Dampak lainnya adalah tidak terintegrasinya data antara instansi-instansi pemerintah. Hal ini sangat terasa ketika akan mengurus catatan keuangan. Bagi mahasiswa di Jepang, kita diminta untuk melaporkan setiap penghasilan yang kita dapat dari kerja paruh, lalu dari situ kita bisa meminta pengembalian pajak penghasilan yang sudah terlanjur diambil oleh negara. Tapi, dana itu bisa kita terima jika dan hanya jika kita melakukan pelaporan ke petugas pencatat pajak. Contoh lain yang lebih besar permasalahannya adalah hilangnya catatan dana pensiun beberapa masyarakat Jepang. Menurut laporan pemerintah Jepang, ada sekitar 50 juta catatan yang diduga terjadi kesalahan. Nama yang tidak cocok, catatan alamat yang salah, tanggal lahir yang berbeda, adalah beberapa hal yang menjadi masalah utama. Dari 2 permasalahn ini, bisa disimpukan tidak ada integrasi data antara catatan yang satu dengan catatan yang lain. Oleh karena itu, dengan semakin meningkatnya jumlah sistem pencatatan di suatu negara, sebetulnya sistem SIN ini mau tidak mau akan dibutuhkan.

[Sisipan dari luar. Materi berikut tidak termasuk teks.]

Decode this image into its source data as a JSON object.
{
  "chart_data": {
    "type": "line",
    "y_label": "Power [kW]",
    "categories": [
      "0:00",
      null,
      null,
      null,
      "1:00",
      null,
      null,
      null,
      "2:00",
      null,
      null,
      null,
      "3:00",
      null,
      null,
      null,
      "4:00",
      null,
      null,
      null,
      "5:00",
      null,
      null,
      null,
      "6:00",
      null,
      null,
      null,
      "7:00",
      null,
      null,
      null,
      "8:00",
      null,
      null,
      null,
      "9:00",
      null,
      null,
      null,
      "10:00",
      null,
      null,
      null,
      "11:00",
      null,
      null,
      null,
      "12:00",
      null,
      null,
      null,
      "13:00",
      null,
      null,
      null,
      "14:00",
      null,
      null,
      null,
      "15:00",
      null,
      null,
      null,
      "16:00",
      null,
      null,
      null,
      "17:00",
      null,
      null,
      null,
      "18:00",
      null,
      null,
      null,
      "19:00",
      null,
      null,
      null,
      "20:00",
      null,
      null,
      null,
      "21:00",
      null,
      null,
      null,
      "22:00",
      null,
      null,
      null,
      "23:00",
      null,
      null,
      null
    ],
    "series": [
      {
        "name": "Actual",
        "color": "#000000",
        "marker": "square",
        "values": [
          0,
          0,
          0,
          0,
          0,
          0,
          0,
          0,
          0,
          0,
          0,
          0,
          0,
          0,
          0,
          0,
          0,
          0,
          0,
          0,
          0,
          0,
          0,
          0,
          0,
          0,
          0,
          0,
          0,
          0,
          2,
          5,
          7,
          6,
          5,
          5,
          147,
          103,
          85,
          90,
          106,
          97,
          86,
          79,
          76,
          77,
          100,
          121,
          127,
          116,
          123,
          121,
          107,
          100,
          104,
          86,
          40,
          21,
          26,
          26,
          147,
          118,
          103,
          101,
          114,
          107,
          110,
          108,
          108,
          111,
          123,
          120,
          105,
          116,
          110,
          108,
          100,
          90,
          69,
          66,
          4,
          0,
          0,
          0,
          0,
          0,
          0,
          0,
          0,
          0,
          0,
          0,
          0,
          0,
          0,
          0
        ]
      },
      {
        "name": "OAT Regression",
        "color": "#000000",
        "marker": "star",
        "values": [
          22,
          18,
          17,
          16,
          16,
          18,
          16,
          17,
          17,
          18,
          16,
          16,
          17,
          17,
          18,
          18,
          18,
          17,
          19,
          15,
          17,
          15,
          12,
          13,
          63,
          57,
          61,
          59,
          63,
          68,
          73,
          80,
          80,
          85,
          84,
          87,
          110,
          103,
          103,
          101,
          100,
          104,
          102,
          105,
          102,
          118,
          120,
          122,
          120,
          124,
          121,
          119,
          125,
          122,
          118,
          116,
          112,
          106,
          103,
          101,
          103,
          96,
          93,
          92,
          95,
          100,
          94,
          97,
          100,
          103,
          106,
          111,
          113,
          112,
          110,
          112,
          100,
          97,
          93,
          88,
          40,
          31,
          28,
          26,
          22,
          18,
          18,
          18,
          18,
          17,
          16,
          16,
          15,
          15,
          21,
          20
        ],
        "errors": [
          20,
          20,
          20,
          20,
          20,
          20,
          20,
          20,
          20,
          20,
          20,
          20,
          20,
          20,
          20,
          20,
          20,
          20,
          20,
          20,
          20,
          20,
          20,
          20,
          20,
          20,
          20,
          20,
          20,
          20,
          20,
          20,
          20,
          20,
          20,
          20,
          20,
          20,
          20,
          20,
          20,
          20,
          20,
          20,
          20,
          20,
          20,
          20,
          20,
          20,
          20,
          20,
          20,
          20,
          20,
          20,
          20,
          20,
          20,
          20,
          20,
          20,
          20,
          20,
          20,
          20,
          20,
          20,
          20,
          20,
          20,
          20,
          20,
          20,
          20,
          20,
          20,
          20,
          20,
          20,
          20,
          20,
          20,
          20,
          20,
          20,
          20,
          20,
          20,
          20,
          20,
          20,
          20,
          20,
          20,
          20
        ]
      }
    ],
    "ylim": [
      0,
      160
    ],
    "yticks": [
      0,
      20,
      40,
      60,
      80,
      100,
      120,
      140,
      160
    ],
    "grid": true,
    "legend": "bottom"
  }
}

Di Indonesia, hal-hal seperti ini malah sudah dan sedang terjadi. Tidak sedikit saya mendengar celotehan rekanan di Indonesia yang bercerita kalau dia memiliki beberapa KTP. KTP pertama dibuat karena baru 17 tahun. Yang kedua dibuat karena harus melanjutkan studi ke luar kota. Yang ketiga, karena sempat tinggal di daerah lain, dan ditawarkan oleh petugas catatan sipil setempat. Justru ini menjadi celah yang bisa dimanfaatkan untuk melakukan pencucian uang, menghindari pajak, dan sebagainya.

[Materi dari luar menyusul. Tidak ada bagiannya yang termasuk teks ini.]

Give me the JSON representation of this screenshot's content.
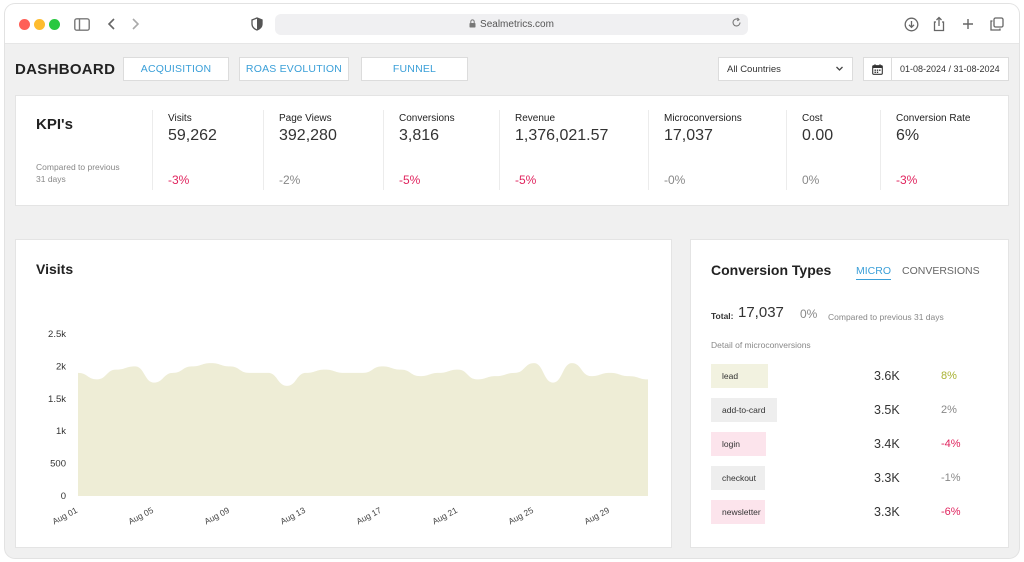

Jepang sendiri baru mulai kembali merencanakan sistem SIN-nya dengan nama "My Number" sejak awal 2012. RUU-nya sendiri baru disetujui oleh syu-gi-in (The House of Representative di Jepang) per 9 Mei 2013. Selanjutnya RUU ini akan dibawa ke san-gi-in (The House of Councillors di Jepang) untuk dilakukan pembahasan lebih lanjut. Apabila ini disahkan, rencananya sistem "My Number" ini akan mulai diberlakukan per 1 Januari 2016. Perusahaan IT di Jepang pun seharusnya sudah mulai untuk ancang-ancang dengan berbagai sistem rancangan mereka untuk menyambut keputusan final dari san-gi-in. Karena, jika ini berhasil, dana proyek yang dikucurkan pasti besar. Kalau tidak ada masalah dalam sistem yang mereka bangun, bisa dijamin, perusahaan yang bergabung dalam proyek ini bisa bertahan untuk selamanya, atau minimal sampai undang-undang ini dihapuskan.
Bagaimana dengan Indonesia? Dengan disahkannya undang-undang mengenai sistem NIK sejak 2006, Indonesia sudah jauh melangkah dibanding Jepang. Teknologi yang dipakai pun sudah menggunakan tenaga ahli dari putra-putri bangsa. Kabar terakhir dari milis PPI Jepang (Persatuan Pelajar Indonesia di Jepang), BPPT turun langsung dalam pengembangan teknologi yang ada.
Kita sebagai pihak yang berada di luar, sudah seharusnya memberikan dukungan penuh terhadap kelangsungan proyek e-KTP ini. Bukan tidak mungkin, teknologi yang sudah dan terus dikembangkan oleh BPPT untuk program e-KTP ini, bisa disebar ke Jepang atau negara-negara lain yang belum memiliki sistem SIN.